No matter the vintage or sophistication of your organization's data warehouse (DW) and the environment around it, it probably needs to be modernized in one or more ways. DW modernization takes many forms. Common scenarios range from software and hardware server upgrades to the periodic addition of new data subjects, sources, tables, and dimensions.
As data types and data velocities continue to diversify, many users are likewise diversifying their software portfolios to include tools and data platforms that are built for new and big data. A few organizations are even decommissioning current DW platforms to replace them with modern ones that are optimized for today's requirements in big data, analytics, real-time, and cost control.
No matter what modernization strategy is in play, all require significant adjustments to the logical and systems architectures of the extended data warehouse environment.
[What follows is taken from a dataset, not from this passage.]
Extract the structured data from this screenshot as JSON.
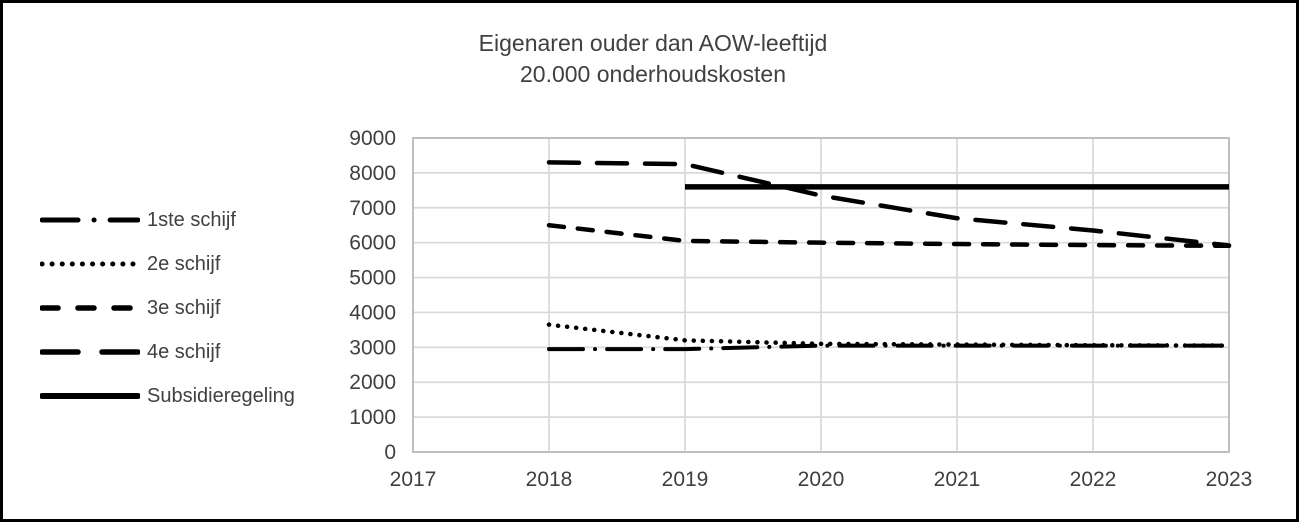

Most of the trends that are driving the need for data warehouse modernization boil down to four broad issues:
Organizations demand business value from big data. In other words, users are not content to merely manage big data and other valuable data from new sources, such as Web applications, machines, devices, social media, and the Internet of things. Because big data and new data tend to be exotic in structure and massive in volume, users need new platforms that scale with all data types if they are to achieve business value.
The age of analytics is here. Many firms are aggressively adopting a wide variety of analytic methods so they can compete on analytics and understand evolving customers, markets, and business processes. There is a movement from "analyst intuition" and statistics to empirical data-science-driven insights. Furthermore, today's consensus says that the primary path to big data's business value is through the use of so-called "advanced" forms of analytics based on technologies for mining, predictions, statistics, and natural language processing (NLP). Each analytic technology has unique data requirements, and DWs must modernize to satisfy all of them.
Real-time data presents new challenges. Technologies and practices for real-time data have been around and successfully used for years. Yet, many organizations are behind in this area, and so it's a priority for their data warehouse modernization projects. Even organizations that have succeeded with real-time data warehousing and similar techniques will now need to refresh their solutions so that real-time operations scale up to exponential data volumes, streams, and greater numbers of concurrent users and applications. Furthermore, real-time technologies must adapt to a wider range of data types, including schema-free and evolving ones.
Open source software (OSS) is now ensconced in data warehousing. Ten years ago, Linux was the only OSS product commonly found in the technology stack for DWs, BI, analytics, and data management. Today, TDWI regularly encounters OSS products for reporting, analytics, data integration, and big data management. This is because OSS has reached a new level of functional maturity while still retaining desirable economics. A growing number of user organizations are eager to leverage both characteristics.